I shan’t forget the first time I encountered restaurateur Will Ricker’s duck, watermelon and cashew salad. It was 2001 and he had just opened E&O on Notting Hill’s Blenheim Crescent.
It was a cute area of London; a cluster of roads off Portobello Market, a sweet spot that housed the great deli Mr Christian’s, the newsagent Rococo with its magnificent collection of magazines, the fabulous Italian Osteria Basilico, the Nu-Line Aladdin’s cave of a hardware store and the fashionable restaurant 192, gasping its last breaths.
Into the mix came the pan-Asian E&O, quickly hoisting any remaining celebs from 192, which closed a few months later.
E&O’s bar spilled on to the street and behind a large screen was a room whose banquettes and tables cosseted glamour. The menu burst with gorgeous shareable nuggets, rock- shrimp tempura, black cod and that salad.
Perhaps it was stolen – as the best food ideas are – from somewhere a long plane-ride away, but it personified the words of 18th-century epicure Jean Anthelme Brillat-Savarin: ‘The discovery of a new dish does more for the happiness of the human race than the discovery of a star.’
It was a generous bowl of sweet chunks of watermelon, with crisp bites of duck and the crunch of whole cashews, married with a sweet sauce but tempered with bitter leaves. Eaten with chopsticks, it made E&O an exotic pleasuredome.
Eighteen years later and I was ordering another plate of it. This time at the reopened sister restaurant E&O in Chelsea, gutted by a fire but now, décor-wise, back to its former self with a great bar, large screen and the din of a fashionable crowd.
This is now one of three E&Os, the third being in Athens. I know this place because as the Man in the Moon pub, it once had a small theatre and I trod the boards in a play as Dodgy Kevin who had something to do with a dead body hidden beneath a sofa.
We sat and ordered a smattering of dishes and some wine. The wine was slow to arrive, but not four of the dishes, which seemed to crash out of the kitchen and on to our table within seconds. If the chef claims they were cooked to order, I hereby challenge him to a duel.
The prawn and chive dumplings were lovely. But the chilli salt squid came as flattened, teeth-breaking tempura, dried out so one needed more a chisel than chopsticks to hand. There were several pieces that were just dull bits of batter – call it tempura of concrete.
And there was an avocado chopped salad, as well as my beloved watermelon and duck salad. The latter was a messy dollop on a plate: four bits of watermelon, tiny pieces of cashew and dried duck, all mixed with a sugary sauce so cloying and sweet as to ruin any semblance of flavour and subtlety.
This was a fast-food calamity of a once great dish. And then the white wine arrived, infuriatingly late – but not as bonkers tardy as the plate of appetiser edamame beans, which arrived after that first assault of dishes.
Then we waited. And waited.
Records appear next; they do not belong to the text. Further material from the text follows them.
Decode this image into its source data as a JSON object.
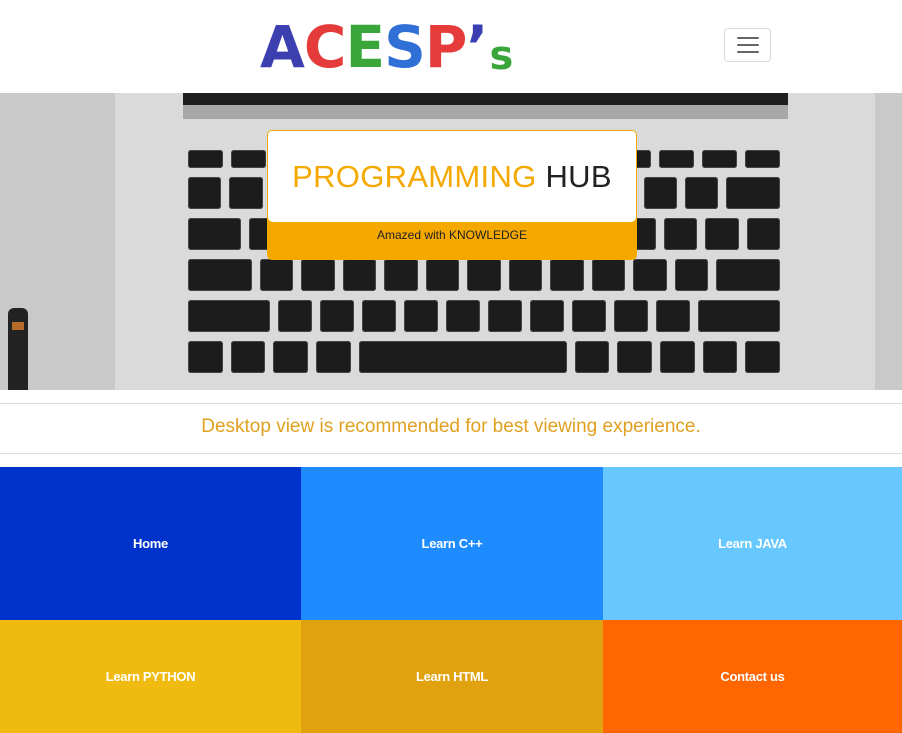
{
  "header": {
    "logo": {
      "letters": [
        {
          "char": "A",
          "color": "#3c3fb0"
        },
        {
          "char": "C",
          "color": "#e63b3b"
        },
        {
          "char": "E",
          "color": "#3aa63a"
        },
        {
          "char": "S",
          "color": "#2f6fd6"
        },
        {
          "char": "P",
          "color": "#e63b3b"
        },
        {
          "char": "’",
          "color": "#3c3fb0"
        },
        {
          "char": "s",
          "color": "#3aa63a"
        }
      ],
      "text": "ACESP’s"
    },
    "menu_icon": "hamburger-icon"
  },
  "hero": {
    "title_part1": "PROGRAMMING",
    "title_part2": "HUB",
    "subtitle": "Amazed with KNOWLEDGE"
  },
  "notice": {
    "text": "Desktop view is recommended for best viewing experience."
  },
  "tiles": [
    {
      "label": "Home",
      "color": "#0033cc"
    },
    {
      "label": "Learn C++",
      "color": "#1e8cff"
    },
    {
      "label": "Learn JAVA",
      "color": "#66c8ff"
    },
    {
      "label": "Learn PYTHON",
      "color": "#f0bb10"
    },
    {
      "label": "Learn HTML",
      "color": "#e1a210"
    },
    {
      "label": "Contact us",
      "color": "#ff6600"
    }
  ],
  "colors": {
    "accent": "#f5a800",
    "notice": "#e0a020"
  }
}
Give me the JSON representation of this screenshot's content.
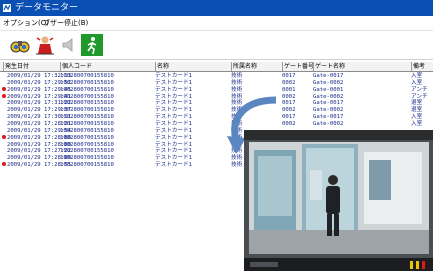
{
  "window": {
    "title": "データモニター"
  },
  "menu": [
    "オプション(O)",
    "ブザー停止(B)"
  ],
  "toolbar": [
    {
      "icon": "binoculars-icon"
    },
    {
      "icon": "alarm-person-icon"
    },
    {
      "icon": "speaker-muted-icon"
    },
    {
      "icon": "exit-runner-icon"
    }
  ],
  "table": {
    "headers": [
      "発生日付",
      "個人コード",
      "名称",
      "所属名称",
      "ゲート番号",
      "ゲート名称",
      "備考"
    ],
    "rows": [
      {
        "alert": false,
        "date": "2009/01/29 17:32:13",
        "code": "1002800700155810",
        "name": "テストカード1",
        "dept": "技術",
        "gate": "0017",
        "gate_name": "Gate-0017",
        "note": "入室"
      },
      {
        "alert": false,
        "date": "2009/01/29 17:29:52",
        "code": "1002800700155810",
        "name": "テストカード1",
        "dept": "技術",
        "gate": "0002",
        "gate_name": "Gate-0002",
        "note": "入室"
      },
      {
        "alert": true,
        "date": "2009/01/29 17:29:45",
        "code": "1002800700155810",
        "name": "テストカード1",
        "dept": "技術",
        "gate": "0001",
        "gate_name": "Gate-0001",
        "note": "アンチ"
      },
      {
        "alert": true,
        "date": "2009/01/29 17:29:41",
        "code": "1002800700155810",
        "name": "テストカード1",
        "dept": "技術",
        "gate": "0002",
        "gate_name": "Gate-0002",
        "note": "アンチ"
      },
      {
        "alert": false,
        "date": "2009/01/29 17:31:22",
        "code": "1002800700155810",
        "name": "テストカード1",
        "dept": "技術",
        "gate": "0017",
        "gate_name": "Gate-0017",
        "note": "退室"
      },
      {
        "alert": false,
        "date": "2009/01/29 17:29:37",
        "code": "1002800700155810",
        "name": "テストカード1",
        "dept": "技術",
        "gate": "0002",
        "gate_name": "Gate-0002",
        "note": "退室"
      },
      {
        "alert": false,
        "date": "2009/01/29 17:30:11",
        "code": "1002800700155810",
        "name": "テストカード1",
        "dept": "技術",
        "gate": "0017",
        "gate_name": "Gate-0017",
        "note": "入室"
      },
      {
        "alert": false,
        "date": "2009/01/29 17:28:21",
        "code": "1002800700155810",
        "name": "テストカード1",
        "dept": "技術",
        "gate": "0002",
        "gate_name": "Gate-0002",
        "note": "入室"
      },
      {
        "alert": false,
        "date": "2009/01/29 17:29:54",
        "code": "1002800700155810",
        "name": "テストカード1",
        "dept": "技術",
        "gate": "",
        "gate_name": "",
        "note": ""
      },
      {
        "alert": true,
        "date": "2009/01/29 17:28:80",
        "code": "1002800700155810",
        "name": "テストカード1",
        "dept": "技術",
        "gate": "",
        "gate_name": "",
        "note": ""
      },
      {
        "alert": false,
        "date": "2009/01/29 17:28:80",
        "code": "1002800700155810",
        "name": "テストカード1",
        "dept": "技術",
        "gate": "",
        "gate_name": "",
        "note": ""
      },
      {
        "alert": false,
        "date": "2009/01/29 17:27:22",
        "code": "1002800700155810",
        "name": "テストカード1",
        "dept": "技術",
        "gate": "",
        "gate_name": "",
        "note": ""
      },
      {
        "alert": false,
        "date": "2009/01/29 17:28:80",
        "code": "1002800700155810",
        "name": "テストカード1",
        "dept": "技術",
        "gate": "",
        "gate_name": "",
        "note": ""
      },
      {
        "alert": true,
        "date": "2009/01/29 17:28:55",
        "code": "1002800700155810",
        "name": "テストカード1",
        "dept": "技術",
        "gate": "",
        "gate_name": "",
        "note": ""
      }
    ]
  },
  "camera_view": {
    "icon": "camera-feed-photo"
  },
  "colors": {
    "titlebar": "#0a4fb4",
    "alert_dot": "#e01818",
    "row_text": "#1a2a8a",
    "arrow": "#5a86c2"
  }
}
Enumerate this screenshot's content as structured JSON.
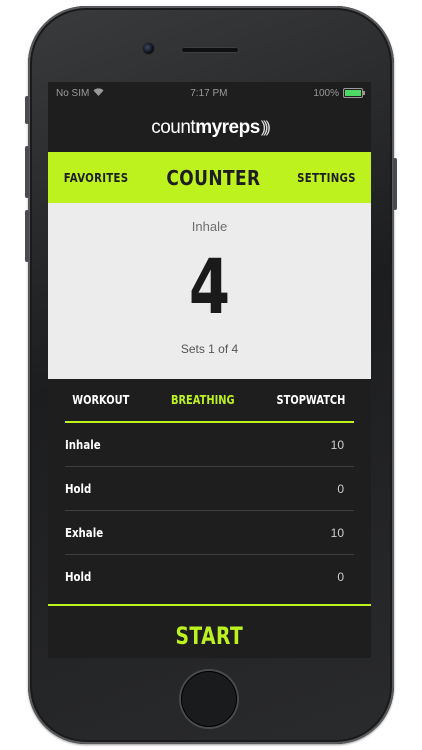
{
  "status": {
    "carrier": "No SIM",
    "time": "7:17 PM",
    "battery": "100%"
  },
  "brand": {
    "part1": "count",
    "part2": "myreps",
    "waves": ")))"
  },
  "topnav": {
    "left": "FAVORITES",
    "title": "COUNTER",
    "right": "SETTINGS"
  },
  "counter": {
    "phase": "Inhale",
    "count": "4",
    "sets": "Sets 1 of 4"
  },
  "tabs": [
    {
      "label": "WORKOUT",
      "active": false
    },
    {
      "label": "BREATHING",
      "active": true
    },
    {
      "label": "STOPWATCH",
      "active": false
    }
  ],
  "rows": [
    {
      "label": "Inhale",
      "value": "10"
    },
    {
      "label": "Hold",
      "value": "0"
    },
    {
      "label": "Exhale",
      "value": "10"
    },
    {
      "label": "Hold",
      "value": "0"
    }
  ],
  "start_label": "START",
  "colors": {
    "accent": "#bdf21f",
    "background": "#1e1e1e",
    "panel": "#ececec"
  }
}
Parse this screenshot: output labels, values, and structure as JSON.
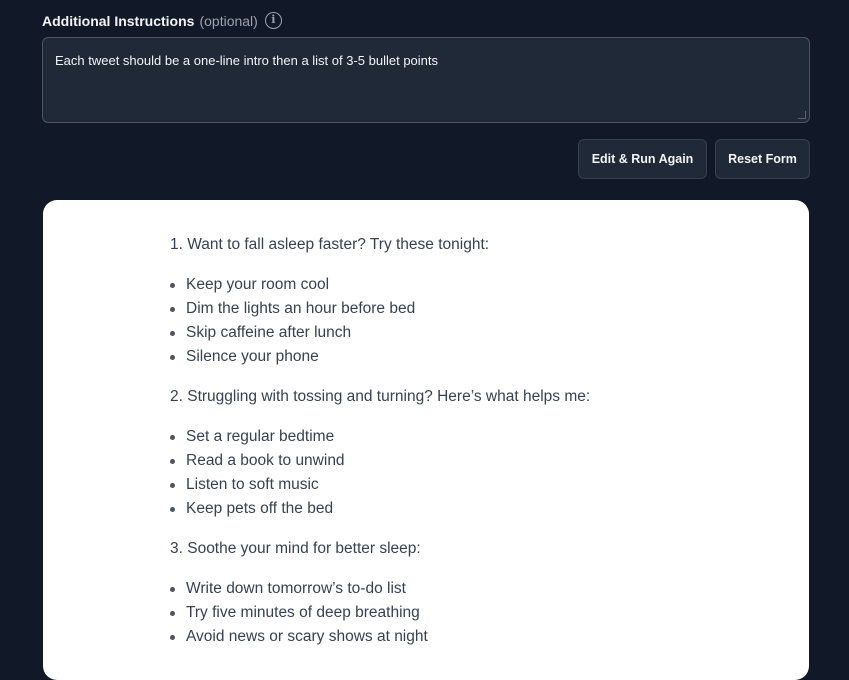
{
  "form": {
    "label": "Additional Instructions",
    "optional": "(optional)",
    "info_glyph": "i",
    "instructions_value": "Each tweet should be a one-line intro then a list of 3-5 bullet points",
    "edit_button": "Edit & Run Again",
    "reset_button": "Reset Form"
  },
  "output": {
    "tweets": [
      {
        "intro": "1. Want to fall asleep faster? Try these tonight:",
        "bullets": [
          "Keep your room cool",
          "Dim the lights an hour before bed",
          "Skip caffeine after lunch",
          "Silence your phone"
        ]
      },
      {
        "intro": "2. Struggling with tossing and turning? Here’s what helps me:",
        "bullets": [
          "Set a regular bedtime",
          "Read a book to unwind",
          "Listen to soft music",
          "Keep pets off the bed"
        ]
      },
      {
        "intro": "3. Soothe your mind for better sleep:",
        "bullets": [
          "Write down tomorrow’s to-do list",
          "Try five minutes of deep breathing",
          "Avoid news or scary shows at night"
        ]
      }
    ]
  },
  "colors": {
    "page_background": "#111827",
    "input_background": "#1f2937",
    "card_background": "#ffffff"
  }
}
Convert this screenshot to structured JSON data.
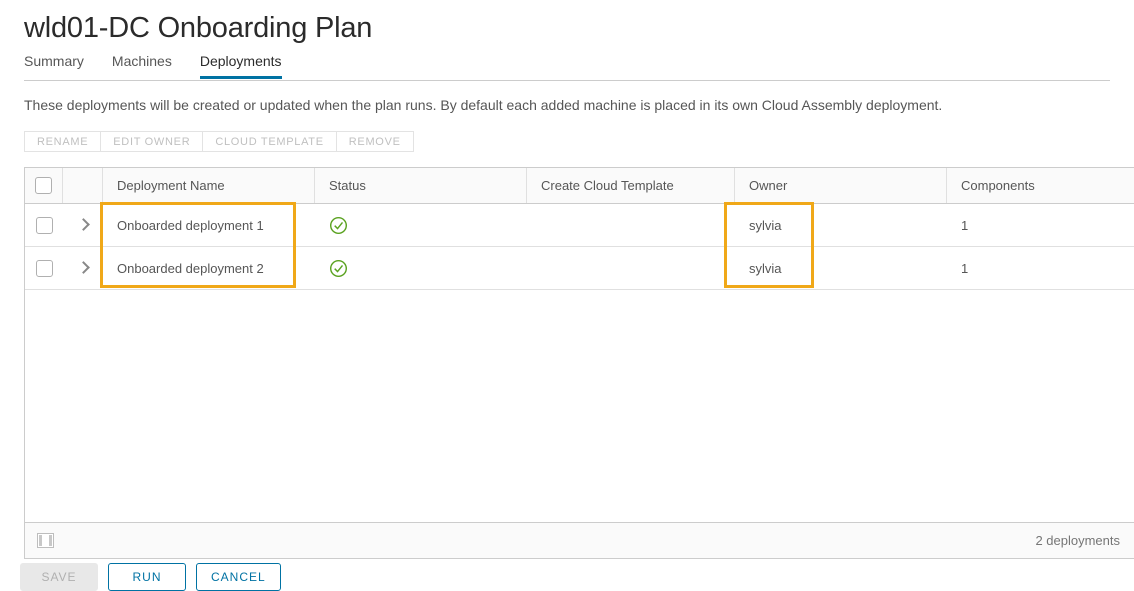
{
  "page": {
    "title": "wld01-DC Onboarding Plan",
    "description": "These deployments will be created or updated when the plan runs. By default each added machine is placed in its own Cloud Assembly deployment."
  },
  "tabs": [
    {
      "label": "Summary",
      "active": false
    },
    {
      "label": "Machines",
      "active": false
    },
    {
      "label": "Deployments",
      "active": true
    }
  ],
  "toolbar": {
    "buttons": [
      {
        "label": "RENAME",
        "disabled": true
      },
      {
        "label": "EDIT OWNER",
        "disabled": true
      },
      {
        "label": "CLOUD TEMPLATE",
        "disabled": true
      },
      {
        "label": "REMOVE",
        "disabled": true
      }
    ]
  },
  "grid": {
    "columns": [
      {
        "label": "Deployment Name"
      },
      {
        "label": "Status"
      },
      {
        "label": "Create Cloud Template"
      },
      {
        "label": "Owner"
      },
      {
        "label": "Components"
      }
    ],
    "rows": [
      {
        "name": "Onboarded deployment 1",
        "status_icon": "check-circle-icon",
        "create_cloud_template": "",
        "owner": "sylvia",
        "components": "1"
      },
      {
        "name": "Onboarded deployment 2",
        "status_icon": "check-circle-icon",
        "create_cloud_template": "",
        "owner": "sylvia",
        "components": "1"
      }
    ],
    "footer": {
      "column_picker_icon": "column-picker-icon",
      "count_label": "2 deployments"
    }
  },
  "actions": [
    {
      "label": "SAVE",
      "style": "disabled"
    },
    {
      "label": "RUN",
      "style": "outline"
    },
    {
      "label": "CANCEL",
      "style": "outline"
    }
  ],
  "colors": {
    "accent": "#0072a3",
    "highlight": "#f0a818",
    "status_success": "#5aa220",
    "text": "#565656"
  }
}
Was it 25 years? We had certainly aged. Nails grew, beards sprouted, tumbleweed floated across the table.
A good hour later, and with a flurry of apologies and promises of dishes being removed from the bill, came another old favourite, the shrimp tempura.
The 2019 version comes with truffle aioli, a match as inappropriate as wearing a mankini in church on Christmas day. It was a pointlessly trendy wrecking ball of a sauce. No shrimp should die for this. There was also a piece of overcooked sea bream drenched in a thick and gloopy Szechuan sauce, which we ate holding our noses with a competent bowl of egg-fried rice.
What tragedy there is when a once glowing star crashes to earth, leaving nothing more than soot, dust and forgotten dreams.